Father Miscamble, though publicly known for his critique of the direction in which Father Hesburgh took Notre Dame and for seeking to reinvigorate its Catholic identity, navigated these complexities well and fairly.

He praised Father Hesburgh where praise was warranted, which was often and in varied circumstances, such as his unstinting dedication to priestly ministry and his work on the U.S. Civil Rights Commission.

Father Miscamble also did not hesitate to question some of Father Hesburgh’s changing priorities and their negative effects on the broader Catholic community in the United Sates.

For example, when Father Hesburgh first became president of Notre Dame in 1952, he publicly dedicated himself to shaping the university according to the principles of Blessed John Henry Newman.

The 19th-century English scholar, Catholic convert and soon-to-be saint wrote how fields of study at a Catholic university should be integrated together in a single pursuit of the truth and its many aspects, with the study of theology holding a prime place among its scholars.

By the early 1960s, however, Father Hesburgh had abandoned the project and instead sought to model Notre Dame after top-flight secular universities in the U.S. so that it could be viewed as a peer of such schools as Harvard, Yale and Stanford.

One step he took to raise Notre Dame’s profile was to associate himself with influential politicians, business leaders and foundations. He had close ties to the Ford Foundation and was a member of the board of the Rockefeller Foundation.

Both organizations promoted and still advocate for causes in society that run counter to Catholic moral teaching, such as various strategies to further population control, including abortion.

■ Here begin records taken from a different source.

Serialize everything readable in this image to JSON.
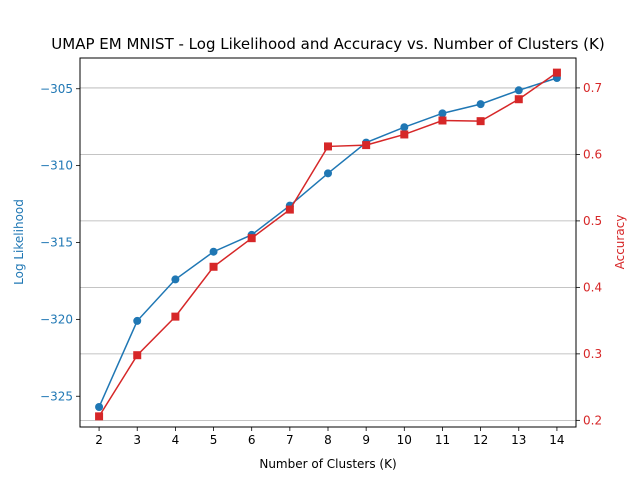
{
  "chart_data": {
    "type": "line",
    "title": "UMAP EM MNIST - Log Likelihood and Accuracy vs. Number of Clusters (K)",
    "xlabel": "Number of Clusters (K)",
    "x": [
      2,
      3,
      4,
      5,
      6,
      7,
      8,
      9,
      10,
      11,
      12,
      13,
      14
    ],
    "xlim": [
      1.5,
      14.5
    ],
    "grid": "horizontal lines at right-axis ticks",
    "left_axis": {
      "label": "Log Likelihood",
      "color": "#1f77b4",
      "ylim": [
        -327.0,
        -303.0
      ],
      "ticks": [
        -325,
        -320,
        -315,
        -310,
        -305
      ],
      "tick_labels": [
        "−325",
        "−320",
        "−315",
        "−310",
        "−305"
      ]
    },
    "right_axis": {
      "label": "Accuracy",
      "color": "#d62728",
      "ylim": [
        0.19,
        0.745
      ],
      "ticks": [
        0.2,
        0.3,
        0.4,
        0.5,
        0.6,
        0.7
      ],
      "tick_labels": [
        "0.2",
        "0.3",
        "0.4",
        "0.5",
        "0.6",
        "0.7"
      ]
    },
    "series": [
      {
        "axis": "left",
        "color": "#1f77b4",
        "marker": "circle",
        "values": [
          -325.7,
          -320.1,
          -317.4,
          -315.6,
          -314.5,
          -312.6,
          -310.5,
          -308.5,
          -307.5,
          -306.6,
          -306.0,
          -305.1,
          -304.3
        ]
      },
      {
        "axis": "right",
        "color": "#d62728",
        "marker": "square",
        "values": [
          0.206,
          0.298,
          0.356,
          0.431,
          0.474,
          0.517,
          0.612,
          0.614,
          0.63,
          0.651,
          0.65,
          0.683,
          0.723
        ]
      }
    ]
  }
}
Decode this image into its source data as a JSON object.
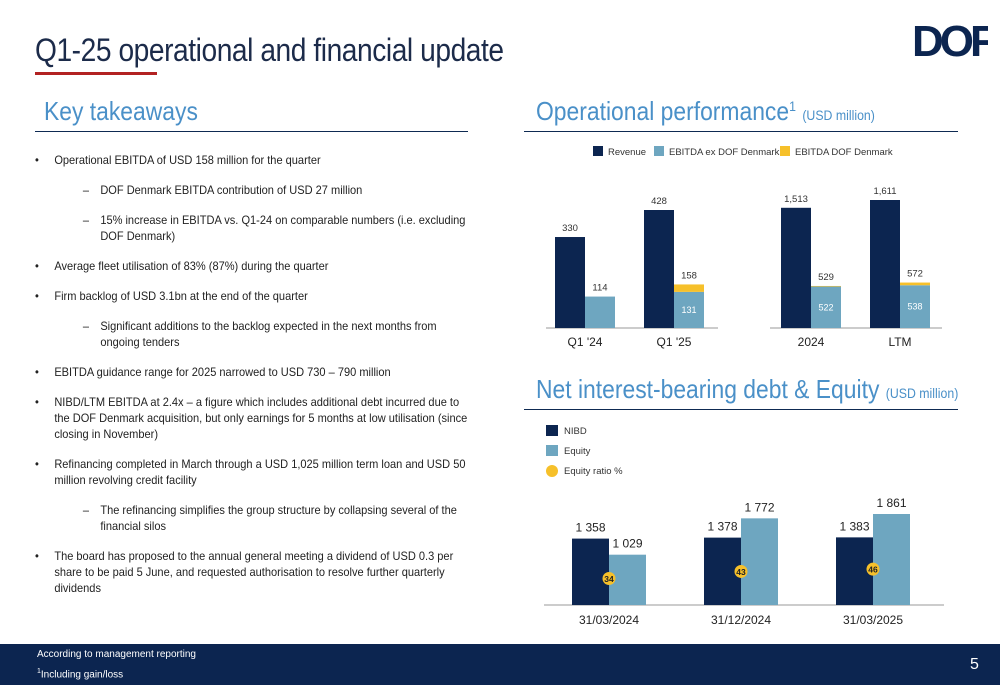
{
  "page": {
    "title": "Q1-25 operational and financial update",
    "page_number": "5",
    "footer_note_1": "According to management reporting",
    "footer_note_2_sup": "1",
    "footer_note_2": "Including gain/loss",
    "logo_text": "DOF"
  },
  "colors": {
    "navy": "#0c2550",
    "steel": "#6ea6c0",
    "gold": "#f6c02a",
    "heading_blue": "#4a90c8",
    "accent_red": "#b22222"
  },
  "takeaways": {
    "heading": "Key takeaways",
    "items": [
      {
        "level": 1,
        "text": "Operational EBITDA of USD 158 million for the quarter"
      },
      {
        "level": 2,
        "text": "DOF Denmark EBITDA contribution of USD 27 million"
      },
      {
        "level": 2,
        "text": "15% increase in EBITDA vs. Q1-24 on comparable numbers (i.e. excluding DOF Denmark)"
      },
      {
        "level": 1,
        "text": "Average fleet utilisation of 83% (87%) during the quarter"
      },
      {
        "level": 1,
        "text": "Firm backlog of USD 3.1bn at the end of the quarter"
      },
      {
        "level": 2,
        "text": "Significant additions to the backlog expected in the next months from ongoing tenders"
      },
      {
        "level": 1,
        "text": "EBITDA guidance range for 2025 narrowed to USD 730 – 790 million"
      },
      {
        "level": 1,
        "text": "NIBD/LTM EBITDA at 2.4x – a figure which includes additional debt incurred due to the DOF Denmark acquisition, but only earnings for 5 months at low utilisation (since closing in November)"
      },
      {
        "level": 1,
        "text": "Refinancing completed in March through a USD 1,025 million term loan and USD 50 million revolving credit facility"
      },
      {
        "level": 2,
        "text": "The refinancing simplifies the group structure by collapsing several of the financial silos"
      },
      {
        "level": 1,
        "text": "The board has proposed to the annual general meeting a dividend of USD 0.3 per share to be paid 5 June, and requested authorisation to resolve further quarterly dividends"
      }
    ]
  },
  "chart_data": [
    {
      "type": "bar",
      "title": "Operational performance",
      "title_sup": "1",
      "unit": "(USD million)",
      "legend": [
        "Revenue",
        "EBITDA ex DOF Denmark",
        "EBITDA DOF Denmark"
      ],
      "legend_position": "top",
      "groups": [
        {
          "categories": [
            "Q1 '24",
            "Q1 '25"
          ]
        },
        {
          "categories": [
            "2024",
            "LTM"
          ]
        }
      ],
      "categories": [
        "Q1 '24",
        "Q1 '25",
        "2024",
        "LTM"
      ],
      "series": [
        {
          "name": "Revenue",
          "values": [
            330,
            428,
            1513,
            1611
          ],
          "labels": [
            "330",
            "428",
            "1,513",
            "1,611"
          ]
        },
        {
          "name": "EBITDA ex DOF Denmark",
          "values": [
            114,
            131,
            522,
            538
          ],
          "labels": [
            "114",
            "131",
            "522",
            "538"
          ]
        },
        {
          "name": "EBITDA DOF Denmark",
          "values": [
            0,
            27,
            7,
            34
          ]
        }
      ],
      "ebitda_totals": [
        "114",
        "158",
        "529",
        "572"
      ],
      "ylim_quarter": [
        0,
        470
      ],
      "ylim_annual": [
        0,
        1750
      ]
    },
    {
      "type": "bar",
      "title": "Net interest-bearing debt & Equity",
      "unit": "(USD million)",
      "legend": [
        "NIBD",
        "Equity",
        "Equity ratio %"
      ],
      "legend_position": "top-left",
      "categories": [
        "31/03/2024",
        "31/12/2024",
        "31/03/2025"
      ],
      "series": [
        {
          "name": "NIBD",
          "values": [
            1358,
            1378,
            1383
          ],
          "labels": [
            "1 358",
            "1 378",
            "1 383"
          ]
        },
        {
          "name": "Equity",
          "values": [
            1029,
            1772,
            1861
          ],
          "labels": [
            "1 029",
            "1 772",
            "1 861"
          ]
        },
        {
          "name": "Equity ratio %",
          "values": [
            34,
            43,
            46
          ],
          "labels": [
            "34",
            "43",
            "46"
          ]
        }
      ],
      "ylim": [
        0,
        2000
      ]
    }
  ]
}
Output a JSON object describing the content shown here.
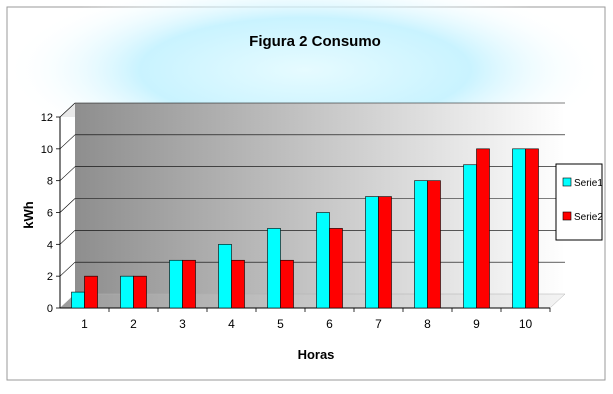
{
  "chart_data": {
    "type": "bar",
    "title": "Figura 2 Consumo",
    "xlabel": "Horas",
    "ylabel": "kWh",
    "categories": [
      "1",
      "2",
      "3",
      "4",
      "5",
      "6",
      "7",
      "8",
      "9",
      "10"
    ],
    "series": [
      {
        "name": "Serie1",
        "color": "#00ffff",
        "values": [
          1,
          2,
          3,
          4,
          5,
          6,
          7,
          8,
          9,
          10
        ]
      },
      {
        "name": "Serie2",
        "color": "#ff0000",
        "values": [
          2,
          2,
          3,
          3,
          3,
          5,
          7,
          8,
          10,
          10
        ]
      }
    ],
    "yticks": [
      "0",
      "2",
      "4",
      "6",
      "8",
      "10",
      "12"
    ],
    "ylim": [
      0,
      12
    ],
    "grid": true,
    "legend": "right"
  }
}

Father Miscamble suggests that Father Hesburgh’s desire to maintain positive ties to such influential organizations may have led him to remain largely silent on the legalization of abortion at a time when his moral authority in the U.S. was at an all-time high.

Father Miscamble’s even-handed approach in recounting and evaluating Father Hesburgh’s life may be somewhat surprising to readers lightly familiar with the subject of the book because Father Hesburgh was broadly lionized, sometimes in almost hagiographic terms, after his 2015 death.

Other readers, more closely tied to Notre Dame or observant of the trends affecting the Church in the U.S. during the past half century, may have differing opinions on the biography based on their views regarding those trends.

Although he died only four years ago, Father Hesburgh retired from leading Notre Dame in 1987. So, I think that there has been enough time in the interim for a qualified historian like Father Miscamble to have a proper perspective on the relevance and ongoing legacy of a priest who led such a consequential life.

In American Priest, Father Miscamble brings his broad talents in research and writing to bear on a topic whose importance ranges across the country and around the world, far beyond Notre Dame’s campus in northern Indiana.
 

(Sean Gallagher is a reporter for The Criterion, newspaper of the Archdiocese of Indianapolis.)